On May 13, students began a hunger strike, which was largely
covered by Western media that had been invited into China to cover Mikhail Gorbachev’s state visit.

By May 27, the Goddess of Democracy, a foam and papier-mache statue that was modeled after the Statue of Liberty, was erected in the center of the Square. Directly across from the statue was a large portrait of Mao Zedong, the chairman of the Communist Party of China, that hung from the gate of the Forbidden Palace.

Having been run out of Beijing by students, residents and workers, the army was ordered to clear the square by force.

Toll of tragedy
The timeline of the events from the evening of June 3 to the morning of June 4 remain unclear, as official accounts vary greatly from the student accounts.

Officially, no students were killed as the square had been cleared before the tanks were let in. Civilian accounts put the death toll near 3,000.

The army ambushed the square and opened fire on the protesters. Although some students used Molotov cocktails – improvised gasoline bombs – to retaliate, they were largely unarmed.

The tanks quickly crushed protesters, the Goddess of Democracy and all other structures constructed by the students.

By 5:40 a.m. June 4, the square was cleared, and government officials released the following statement: “Tiananmen Square has been returned to the people, but the square is off-limits to the public.”

Protestors remember; schools forget
Thursday marks the 20th anniversary of the protests, and the death of the pro-democracy movement in China.

The square is unmarked, and the incident, locally known as the “June 4th incident,” is a taboo topic.

There are no statues, no memorials and no public remembrances of this occurrence. Discussing the event in mainland China is illegal, and most Web pages pertaining to the protests are blocked.

Chinese officials unblocked the Wikipedia page (English) on the protests in April, but a Chinese version remains blocked.

As the topic is not discussed in schools, there is an entire generation growing up in China that has no way of learning about the protests except from their parents, many of whom choose not to discuss it.

Many of the protesters, especially the student leaders, were prosecuted, jailed and even executed.

“We were sent away from the city, into the rural areas, to get some perspective,” a woman at Peking University who had participated in the protests said. She wished to remain anonymous because of the sensitivity of the subject.

Eventually, students were allowed to return to their colleges and continue their studies. In effect, the movement died quickly.

“We realized that the time was not right, for the movement,” the woman said. “In the rural areas, no one knew what had happened in Beijing. The country was too wide, too divided, for such a movement to be successful.”

Today: a different kind of red
The families of the victims have been trying to get the government to admit fault and allow an official commemoration of the protests.

The participants have largely gone on to integrate themselves into mainstream Chinese society, some even pioneering China’s economic reforms.

Many still support democracy but are less aggressive in its pursuit.

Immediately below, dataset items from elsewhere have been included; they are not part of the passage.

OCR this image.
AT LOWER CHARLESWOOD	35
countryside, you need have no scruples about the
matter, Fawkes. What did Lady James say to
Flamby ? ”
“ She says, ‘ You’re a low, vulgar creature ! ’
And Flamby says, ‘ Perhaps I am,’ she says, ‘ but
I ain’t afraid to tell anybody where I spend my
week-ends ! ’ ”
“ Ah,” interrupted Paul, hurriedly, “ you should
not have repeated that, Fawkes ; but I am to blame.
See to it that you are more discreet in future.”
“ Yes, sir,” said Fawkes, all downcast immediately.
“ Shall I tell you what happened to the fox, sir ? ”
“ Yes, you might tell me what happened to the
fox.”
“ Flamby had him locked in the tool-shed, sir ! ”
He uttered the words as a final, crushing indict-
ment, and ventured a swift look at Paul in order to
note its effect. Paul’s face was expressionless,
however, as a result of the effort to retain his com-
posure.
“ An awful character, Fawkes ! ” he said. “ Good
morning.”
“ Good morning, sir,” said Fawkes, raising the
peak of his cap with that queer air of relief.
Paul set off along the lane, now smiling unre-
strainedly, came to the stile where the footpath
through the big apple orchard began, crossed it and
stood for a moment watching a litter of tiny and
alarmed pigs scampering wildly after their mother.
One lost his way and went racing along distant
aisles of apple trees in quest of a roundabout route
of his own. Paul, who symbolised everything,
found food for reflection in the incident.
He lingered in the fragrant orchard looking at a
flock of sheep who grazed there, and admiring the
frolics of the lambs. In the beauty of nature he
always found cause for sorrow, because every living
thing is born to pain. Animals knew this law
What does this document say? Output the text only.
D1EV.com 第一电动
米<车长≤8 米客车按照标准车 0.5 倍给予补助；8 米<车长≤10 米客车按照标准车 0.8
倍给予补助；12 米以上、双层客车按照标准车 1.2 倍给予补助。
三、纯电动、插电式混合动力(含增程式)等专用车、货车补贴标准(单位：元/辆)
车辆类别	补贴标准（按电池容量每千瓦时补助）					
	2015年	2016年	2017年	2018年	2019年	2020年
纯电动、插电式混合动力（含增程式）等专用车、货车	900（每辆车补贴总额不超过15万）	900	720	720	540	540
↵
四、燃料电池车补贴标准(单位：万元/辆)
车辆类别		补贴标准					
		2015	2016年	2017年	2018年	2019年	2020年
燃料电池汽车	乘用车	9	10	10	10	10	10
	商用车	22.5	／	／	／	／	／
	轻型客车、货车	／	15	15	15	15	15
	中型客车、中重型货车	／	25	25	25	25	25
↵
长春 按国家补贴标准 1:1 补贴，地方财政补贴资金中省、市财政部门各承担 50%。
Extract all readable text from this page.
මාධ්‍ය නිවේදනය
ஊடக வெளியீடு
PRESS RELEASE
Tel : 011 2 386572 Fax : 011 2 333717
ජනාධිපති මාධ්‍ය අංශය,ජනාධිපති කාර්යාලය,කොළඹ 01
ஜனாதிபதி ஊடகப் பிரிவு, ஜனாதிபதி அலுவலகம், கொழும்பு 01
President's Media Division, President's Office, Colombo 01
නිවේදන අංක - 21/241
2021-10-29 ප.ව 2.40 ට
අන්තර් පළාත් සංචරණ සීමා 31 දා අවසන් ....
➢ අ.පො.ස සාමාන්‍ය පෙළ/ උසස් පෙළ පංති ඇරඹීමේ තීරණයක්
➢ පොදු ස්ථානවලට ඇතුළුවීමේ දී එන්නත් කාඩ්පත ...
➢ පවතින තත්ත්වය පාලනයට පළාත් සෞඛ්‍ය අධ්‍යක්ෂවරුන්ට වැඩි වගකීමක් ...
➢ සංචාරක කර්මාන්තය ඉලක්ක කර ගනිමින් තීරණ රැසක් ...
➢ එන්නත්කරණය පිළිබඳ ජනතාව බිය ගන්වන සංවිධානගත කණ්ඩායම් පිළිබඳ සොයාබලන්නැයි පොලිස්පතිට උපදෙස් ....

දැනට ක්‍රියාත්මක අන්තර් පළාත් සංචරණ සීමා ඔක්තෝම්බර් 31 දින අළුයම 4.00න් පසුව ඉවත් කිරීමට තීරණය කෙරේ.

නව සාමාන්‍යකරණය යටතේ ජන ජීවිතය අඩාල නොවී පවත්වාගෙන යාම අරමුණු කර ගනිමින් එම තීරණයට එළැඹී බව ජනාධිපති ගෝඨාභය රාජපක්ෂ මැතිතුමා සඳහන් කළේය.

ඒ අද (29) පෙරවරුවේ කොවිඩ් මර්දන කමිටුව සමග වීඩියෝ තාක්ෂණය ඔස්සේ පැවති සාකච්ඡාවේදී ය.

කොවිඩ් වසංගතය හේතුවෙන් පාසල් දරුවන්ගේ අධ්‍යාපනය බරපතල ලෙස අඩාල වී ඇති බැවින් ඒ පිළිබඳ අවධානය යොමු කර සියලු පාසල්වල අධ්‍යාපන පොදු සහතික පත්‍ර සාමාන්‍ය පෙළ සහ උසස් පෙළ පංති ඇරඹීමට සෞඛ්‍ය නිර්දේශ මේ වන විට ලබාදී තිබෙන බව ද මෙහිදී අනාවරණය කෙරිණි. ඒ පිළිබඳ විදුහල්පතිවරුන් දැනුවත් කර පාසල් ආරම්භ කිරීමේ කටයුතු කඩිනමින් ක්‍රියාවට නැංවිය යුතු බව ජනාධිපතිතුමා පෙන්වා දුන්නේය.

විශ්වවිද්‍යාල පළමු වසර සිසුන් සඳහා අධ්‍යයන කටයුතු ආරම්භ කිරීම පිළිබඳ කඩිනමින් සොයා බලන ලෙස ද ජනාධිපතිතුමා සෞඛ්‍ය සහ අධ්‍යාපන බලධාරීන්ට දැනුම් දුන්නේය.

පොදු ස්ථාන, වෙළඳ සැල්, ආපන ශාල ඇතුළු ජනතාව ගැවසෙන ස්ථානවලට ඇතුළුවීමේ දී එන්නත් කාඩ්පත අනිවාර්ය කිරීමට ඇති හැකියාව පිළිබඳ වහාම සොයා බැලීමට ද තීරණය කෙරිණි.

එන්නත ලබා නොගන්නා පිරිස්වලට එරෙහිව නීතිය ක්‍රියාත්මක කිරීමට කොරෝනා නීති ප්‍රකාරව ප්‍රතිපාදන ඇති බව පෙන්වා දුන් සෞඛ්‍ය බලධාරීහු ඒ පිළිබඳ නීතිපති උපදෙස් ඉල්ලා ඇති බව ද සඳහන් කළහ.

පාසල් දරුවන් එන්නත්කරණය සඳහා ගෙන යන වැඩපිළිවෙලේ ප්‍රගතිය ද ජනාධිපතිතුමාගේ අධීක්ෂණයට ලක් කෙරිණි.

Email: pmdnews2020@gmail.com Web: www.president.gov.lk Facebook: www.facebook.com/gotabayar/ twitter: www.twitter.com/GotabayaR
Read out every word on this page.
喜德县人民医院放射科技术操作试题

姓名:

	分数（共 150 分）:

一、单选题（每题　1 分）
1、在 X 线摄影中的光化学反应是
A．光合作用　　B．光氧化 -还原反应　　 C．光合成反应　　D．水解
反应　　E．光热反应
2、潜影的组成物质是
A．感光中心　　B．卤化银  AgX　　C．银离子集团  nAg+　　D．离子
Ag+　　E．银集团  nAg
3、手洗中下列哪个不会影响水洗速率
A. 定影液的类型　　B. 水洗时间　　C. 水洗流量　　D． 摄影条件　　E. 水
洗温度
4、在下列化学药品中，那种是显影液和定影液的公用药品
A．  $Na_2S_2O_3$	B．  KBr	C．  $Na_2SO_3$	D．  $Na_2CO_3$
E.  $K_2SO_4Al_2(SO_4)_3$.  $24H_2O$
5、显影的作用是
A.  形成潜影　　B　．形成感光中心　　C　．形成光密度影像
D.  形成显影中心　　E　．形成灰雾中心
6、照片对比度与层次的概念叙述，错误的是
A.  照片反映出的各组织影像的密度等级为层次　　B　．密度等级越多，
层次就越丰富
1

They see economic reform as a gateway to a possible but distant realization of democracy in China.

In Hong Kong, 13 students are participating in a hunger strike to commemorate the Tiananmen protests.

Today, the square that witnessed one of the bloodiest protests in the history of student rebellions is draped in a different kind of red.

There are red flags along the central pillar of the Monument to the People’s Heroes, and guards in red and green monitor the square from all sides. To enter the square, visitors pass through a security check.

Tiananmen – literally translated “Gate of Heavenly Peace” – hasn’t seen conflict since 1989.

The square is open to the public, but 20 years after it drew the world’s attention, many question whether it has truly been returned to the people.